Singapore Med J. 2009 Apr;50(4):400-2.
This study aimed to evaluate the response rate, clinical efficacy and onset of action of sublingual captopril in patients diagnosed with hypertensive urgency.
In this cross-sectional study, 101 (67 female and 34 male) patients with a diagnosis of hypertensive urgency (systolic pressure greater than or equal to 180 mmHg and/or diastolic pressure greater than or equal to 110 mmHg, and no findings of target organ damage) were included. Sublingual captopril (25 mg) was administered and the blood pressure was measured during a follow-up period of 120 minutes.

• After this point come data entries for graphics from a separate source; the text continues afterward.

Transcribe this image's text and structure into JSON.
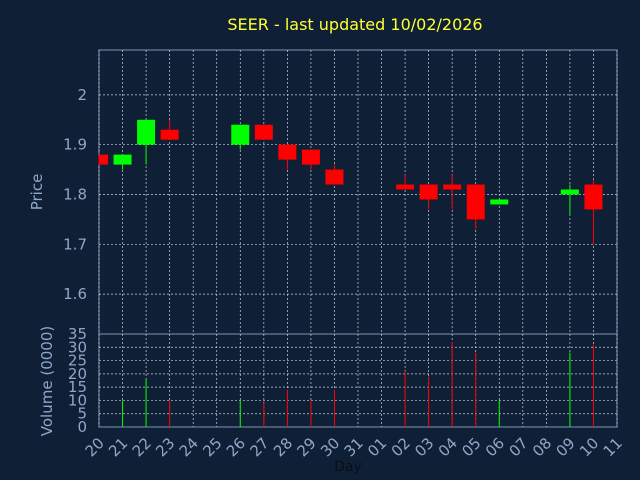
{
  "chart_data": {
    "type": "candlestick",
    "title": "SEER - last updated 10/02/2026",
    "xlabel": "Day",
    "price_panel": {
      "ylabel": "Price",
      "ylim": [
        1.52,
        2.09
      ],
      "yticks": [
        1.6,
        1.7,
        1.8,
        1.9,
        2.0
      ],
      "ytick_labels": [
        "1.6",
        "1.7",
        "1.8",
        "1.9",
        "2"
      ],
      "grid": true
    },
    "volume_panel": {
      "ylabel": "Volume (0000)",
      "ylim": [
        0,
        35
      ],
      "yticks": [
        0,
        5,
        10,
        15,
        20,
        25,
        30,
        35
      ],
      "ytick_labels": [
        "0",
        "5",
        "10",
        "15",
        "20",
        "25",
        "30",
        "35"
      ],
      "grid": true
    },
    "x_ticks": [
      "20",
      "21",
      "22",
      "23",
      "24",
      "25",
      "26",
      "27",
      "28",
      "29",
      "30",
      "31",
      "01",
      "02",
      "03",
      "04",
      "05",
      "06",
      "07",
      "08",
      "09",
      "10",
      "11"
    ],
    "candles": [
      {
        "day": "20",
        "open": 1.88,
        "high": 1.88,
        "low": 1.86,
        "close": 1.86,
        "volume": 0
      },
      {
        "day": "21",
        "open": 1.86,
        "high": 1.88,
        "low": 1.85,
        "close": 1.88,
        "volume": 10
      },
      {
        "day": "22",
        "open": 1.9,
        "high": 1.95,
        "low": 1.86,
        "close": 1.95,
        "volume": 18
      },
      {
        "day": "23",
        "open": 1.93,
        "high": 1.95,
        "low": 1.91,
        "close": 1.91,
        "volume": 10
      },
      {
        "day": "26",
        "open": 1.9,
        "high": 1.94,
        "low": 1.89,
        "close": 1.94,
        "volume": 10
      },
      {
        "day": "27",
        "open": 1.94,
        "high": 1.94,
        "low": 1.91,
        "close": 1.91,
        "volume": 9
      },
      {
        "day": "28",
        "open": 1.9,
        "high": 1.9,
        "low": 1.85,
        "close": 1.87,
        "volume": 14
      },
      {
        "day": "29",
        "open": 1.89,
        "high": 1.89,
        "low": 1.85,
        "close": 1.86,
        "volume": 10
      },
      {
        "day": "30",
        "open": 1.85,
        "high": 1.86,
        "low": 1.82,
        "close": 1.82,
        "volume": 14
      },
      {
        "day": "02",
        "open": 1.82,
        "high": 1.84,
        "low": 1.81,
        "close": 1.81,
        "volume": 21
      },
      {
        "day": "03",
        "open": 1.82,
        "high": 1.82,
        "low": 1.77,
        "close": 1.79,
        "volume": 19
      },
      {
        "day": "04",
        "open": 1.82,
        "high": 1.84,
        "low": 1.77,
        "close": 1.81,
        "volume": 32
      },
      {
        "day": "05",
        "open": 1.82,
        "high": 1.82,
        "low": 1.73,
        "close": 1.75,
        "volume": 28
      },
      {
        "day": "06",
        "open": 1.78,
        "high": 1.79,
        "low": 1.78,
        "close": 1.79,
        "volume": 10
      },
      {
        "day": "09",
        "open": 1.8,
        "high": 1.82,
        "low": 1.76,
        "close": 1.81,
        "volume": 28
      },
      {
        "day": "10",
        "open": 1.82,
        "high": 1.83,
        "low": 1.7,
        "close": 1.77,
        "volume": 31
      }
    ],
    "colors": {
      "background": "#0f1f35",
      "plot_border": "#7d95b8",
      "grid": "#c8d2e0",
      "up": "#00ff00",
      "down": "#ff0000",
      "title": "#ffff33",
      "axis_text": "#8fa8c8"
    }
  }
}
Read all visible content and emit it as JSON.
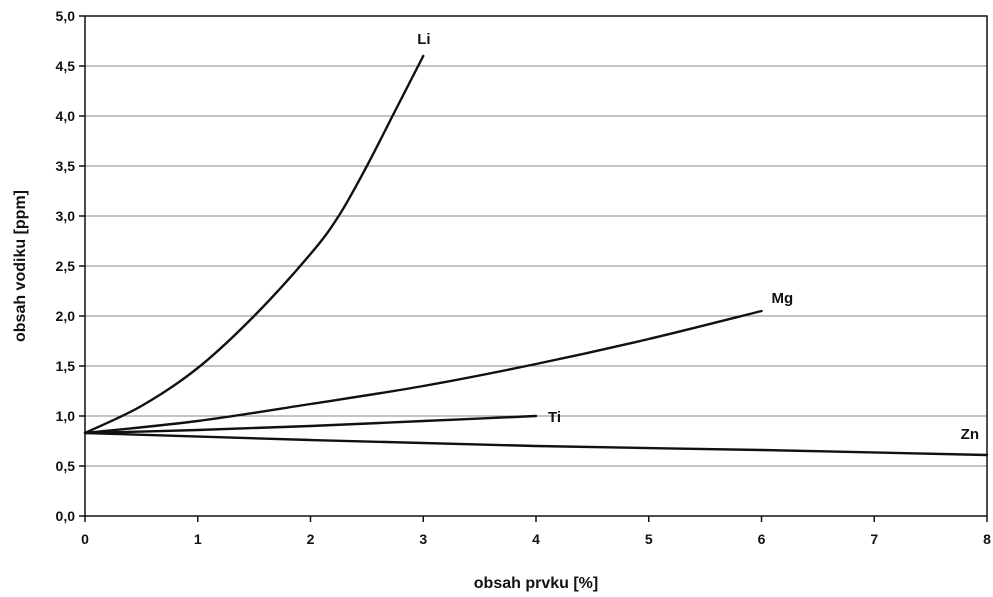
{
  "chart_data": {
    "type": "line",
    "title": "",
    "xlabel": "obsah prvku [%]",
    "ylabel": "obsah vodiku [ppm]",
    "xlim": [
      0,
      8
    ],
    "ylim": [
      0,
      5
    ],
    "x_ticks": [
      "0",
      "1",
      "2",
      "3",
      "4",
      "5",
      "6",
      "7",
      "8"
    ],
    "y_ticks": [
      "0,0",
      "0,5",
      "1,0",
      "1,5",
      "2,0",
      "2,5",
      "3,0",
      "3,5",
      "4,0",
      "4,5",
      "5,0"
    ],
    "grid": true,
    "legend": "none",
    "series": [
      {
        "name": "Li",
        "x": [
          0,
          0.5,
          1,
          1.5,
          2,
          2.25,
          2.5,
          2.75,
          3
        ],
        "y": [
          0.83,
          1.1,
          1.48,
          2.0,
          2.62,
          3.0,
          3.5,
          4.05,
          4.6
        ]
      },
      {
        "name": "Mg",
        "x": [
          0,
          1,
          2,
          3,
          4,
          5,
          6
        ],
        "y": [
          0.83,
          0.95,
          1.12,
          1.3,
          1.52,
          1.77,
          2.05
        ]
      },
      {
        "name": "Ti",
        "x": [
          0,
          1,
          2,
          3,
          4
        ],
        "y": [
          0.83,
          0.86,
          0.9,
          0.95,
          1.0
        ]
      },
      {
        "name": "Zn",
        "x": [
          0,
          2,
          4,
          6,
          8
        ],
        "y": [
          0.83,
          0.76,
          0.7,
          0.66,
          0.61
        ]
      }
    ]
  }
}
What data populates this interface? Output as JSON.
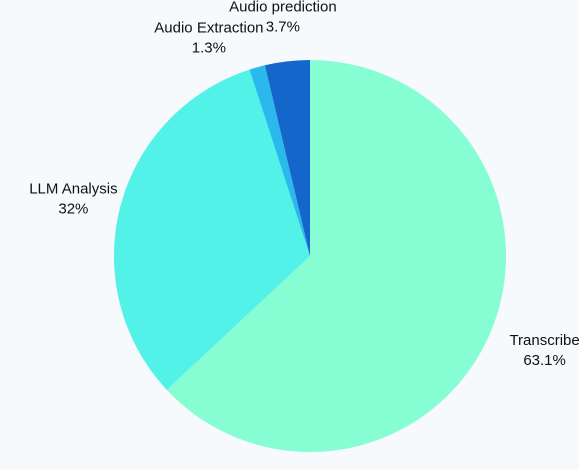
{
  "chart_data": {
    "type": "pie",
    "title": "",
    "start_angle_deg": 0,
    "direction": "clockwise",
    "slices": [
      {
        "label": "Transcribe",
        "value": 63.1,
        "display": "63.1%",
        "color": "#86fdd2",
        "label_side": "right"
      },
      {
        "label": "LLM Analysis",
        "value": 32,
        "display": "32%",
        "color": "#52f2e8",
        "label_side": "left"
      },
      {
        "label": "Audio Extraction",
        "value": 1.3,
        "display": "1.3%",
        "color": "#2bb8ec",
        "label_side": "left"
      },
      {
        "label": "Audio prediction",
        "value": 3.7,
        "display": "3.7%",
        "color": "#1566cb",
        "label_side": "center"
      }
    ],
    "legend": "none"
  }
}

After 60 minutes, an ideal decrease (25 percent of the initial blood pressure) was detected in 54 patients (53.5 percent). An additional 25 mg of sublingual captopril was administered to the remaining 47 patients (46.5 percent). Of these, 19 (18.8 percent) did not respond even to the second dose of sublingual captopril. These non-responders consisted of patients who were taking multidrug antihypertensive regimens before presentation due to hypertensive urgency. No serious side effect was recorded during the study period.

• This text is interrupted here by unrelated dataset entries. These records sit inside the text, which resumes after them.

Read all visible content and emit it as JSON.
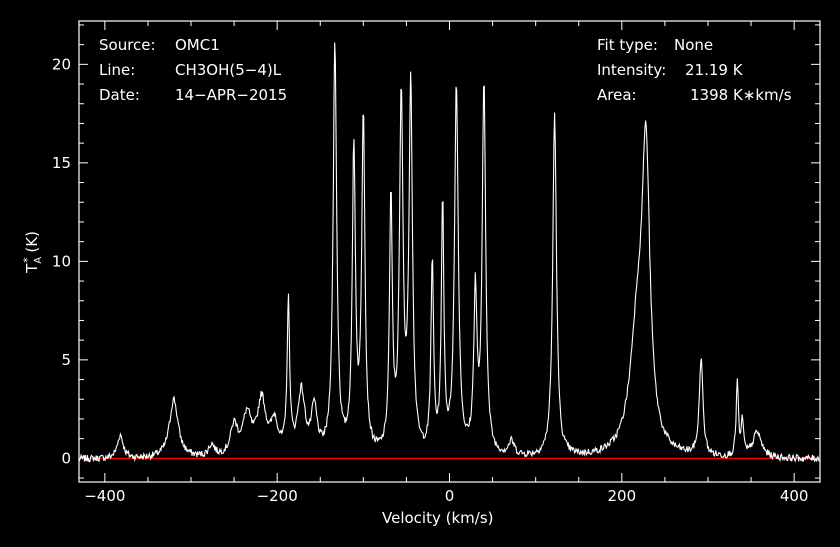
{
  "info_left": {
    "source_label": "Source:",
    "source_value": "OMC1",
    "line_label": "Line:",
    "line_value": "CH3OH(5−4)L",
    "date_label": "Date:",
    "date_value": "14−APR−2015"
  },
  "info_right": {
    "fit_label": "Fit type:",
    "fit_value": "None",
    "intensity_label": "Intensity:",
    "intensity_value": "21.19 K",
    "area_label": "Area:",
    "area_value": "1398 K∗km/s"
  },
  "chart_data": {
    "type": "line",
    "xlabel": "Velocity (km/s)",
    "ylabel_main": "T",
    "ylabel_sub": "A",
    "ylabel_sup": "*",
    "ylabel_unit": "(K)",
    "xlim": [
      -430,
      430
    ],
    "ylim": [
      -1.2,
      22.2
    ],
    "xticks": [
      -400,
      -200,
      0,
      200,
      400
    ],
    "xtick_labels": [
      "−400",
      "−200",
      "0",
      "200",
      "400"
    ],
    "yticks": [
      0,
      5,
      10,
      15,
      20
    ],
    "ytick_labels": [
      "0",
      "5",
      "10",
      "15",
      "20"
    ],
    "baseline": 0,
    "colors": {
      "trace": "#ffffff",
      "baseline": "#ff0000",
      "axes": "#ffffff",
      "background": "#000000"
    },
    "peaks": [
      {
        "v": -382,
        "h": 1.2,
        "w": 4
      },
      {
        "v": -320,
        "h": 3.0,
        "w": 6
      },
      {
        "v": -276,
        "h": 0.6,
        "w": 4
      },
      {
        "v": -250,
        "h": 1.5,
        "w": 5
      },
      {
        "v": -235,
        "h": 2.0,
        "w": 6
      },
      {
        "v": -218,
        "h": 2.8,
        "w": 6
      },
      {
        "v": -203,
        "h": 1.6,
        "w": 5
      },
      {
        "v": -187,
        "h": 7.6,
        "w": 1.8
      },
      {
        "v": -172,
        "h": 3.2,
        "w": 5
      },
      {
        "v": -157,
        "h": 2.3,
        "w": 4
      },
      {
        "v": -133,
        "h": 20.8,
        "w": 2.5
      },
      {
        "v": -111,
        "h": 15.4,
        "w": 2.2
      },
      {
        "v": -100,
        "h": 17.2,
        "w": 2.2
      },
      {
        "v": -68,
        "h": 12.8,
        "w": 2.0
      },
      {
        "v": -56,
        "h": 17.8,
        "w": 2.4
      },
      {
        "v": -45,
        "h": 18.8,
        "w": 2.4
      },
      {
        "v": -20,
        "h": 9.6,
        "w": 1.8
      },
      {
        "v": -8,
        "h": 12.6,
        "w": 1.8
      },
      {
        "v": 8,
        "h": 18.8,
        "w": 2.6
      },
      {
        "v": 30,
        "h": 8.0,
        "w": 2.2
      },
      {
        "v": 40,
        "h": 18.8,
        "w": 2.4
      },
      {
        "v": 72,
        "h": 0.7,
        "w": 4
      },
      {
        "v": 122,
        "h": 17.4,
        "w": 2.6
      },
      {
        "v": 218,
        "h": 6.0,
        "w": 10
      },
      {
        "v": 228,
        "h": 14.0,
        "w": 5.5
      },
      {
        "v": 292,
        "h": 5.0,
        "w": 2.5
      },
      {
        "v": 334,
        "h": 3.8,
        "w": 1.5
      },
      {
        "v": 340,
        "h": 1.8,
        "w": 1.5
      },
      {
        "v": 357,
        "h": 1.3,
        "w": 6
      }
    ]
  }
}
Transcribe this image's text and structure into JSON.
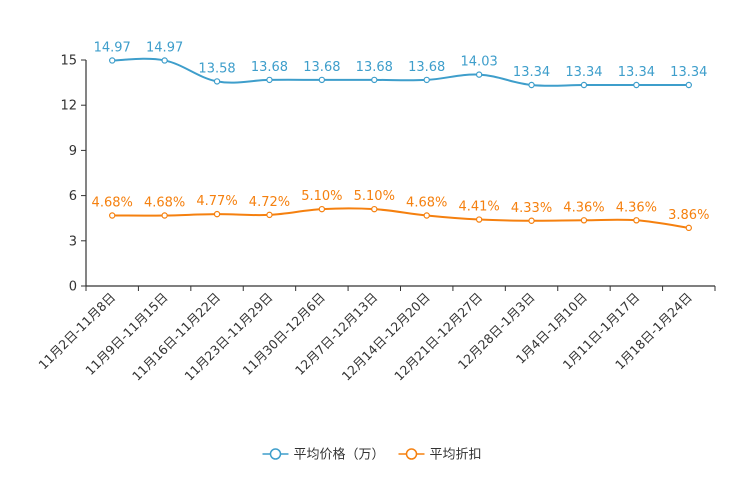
{
  "chart_data": {
    "type": "line",
    "title": "",
    "xlabel": "",
    "ylabel": "",
    "ylim": [
      0,
      15
    ],
    "yticks": [
      0,
      3,
      6,
      9,
      12,
      15
    ],
    "grid": false,
    "legend_position": "bottom-center",
    "categories": [
      "11月2日-11月8日",
      "11月9日-11月15日",
      "11月16日-11月22日",
      "11月23日-11月29日",
      "11月30日-12月6日",
      "12月7日-12月13日",
      "12月14日-12月20日",
      "12月21日-12月27日",
      "12月28日-1月3日",
      "1月4日-1月10日",
      "1月11日-1月17日",
      "1月18日-1月24日"
    ],
    "series": [
      {
        "name": "平均价格（万）",
        "color": "#3e9ecb",
        "values": [
          14.97,
          14.97,
          13.58,
          13.68,
          13.68,
          13.68,
          13.68,
          14.03,
          13.34,
          13.34,
          13.34,
          13.34
        ],
        "labels": [
          "14.97",
          "14.97",
          "13.58",
          "13.68",
          "13.68",
          "13.68",
          "13.68",
          "14.03",
          "13.34",
          "13.34",
          "13.34",
          "13.34"
        ]
      },
      {
        "name": "平均折扣",
        "color": "#f5800f",
        "values": [
          4.68,
          4.68,
          4.77,
          4.72,
          5.1,
          5.1,
          4.68,
          4.41,
          4.33,
          4.36,
          4.36,
          3.86
        ],
        "labels": [
          "4.68%",
          "4.68%",
          "4.77%",
          "4.72%",
          "5.10%",
          "5.10%",
          "4.68%",
          "4.41%",
          "4.33%",
          "4.36%",
          "4.36%",
          "3.86%"
        ]
      }
    ]
  }
}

Sublingual captopril can be used as an effective, easily applicable and safe treatment in the management of hypertensive urgency for 120 minutes for those who do not receive multidrug antihypertensive regimens.
本研究旨在评估舌下含服卡托普利对高血压急症患者的有效率、临床疗效及起效时间。
在这项横断面研究中,纳入了101例(67例女性,34例男性)高血压急症患者(收缩压大于或等于180 mmHg和/或舒张压大于或等于110 mmHg,且无靶器官损害表现)。给予舌下含服卡托普利(25 mg),并在120分钟的随访期内测量血压。
6分钟后,54例患者(53.5%)血压出现理想下降(下降幅度为初始血压的25%)。对其余47例患者(46.5%)额外给予25 mg舌下含服卡托普利。其中,19例(18.8%)患者即使在舌下含服第二剂卡托普利后仍无反应。这些无反应者包括因高血压急症就诊前正在服用多种抗高血压药物治疗方案的患者。研究期间未记录到严重副作用。
对于未接受多种抗高血压药物治疗方案的患者,舌下含服卡托普利可作为高血压急症管理中一种有效、易于应用且安全的治疗方法,持续120分钟。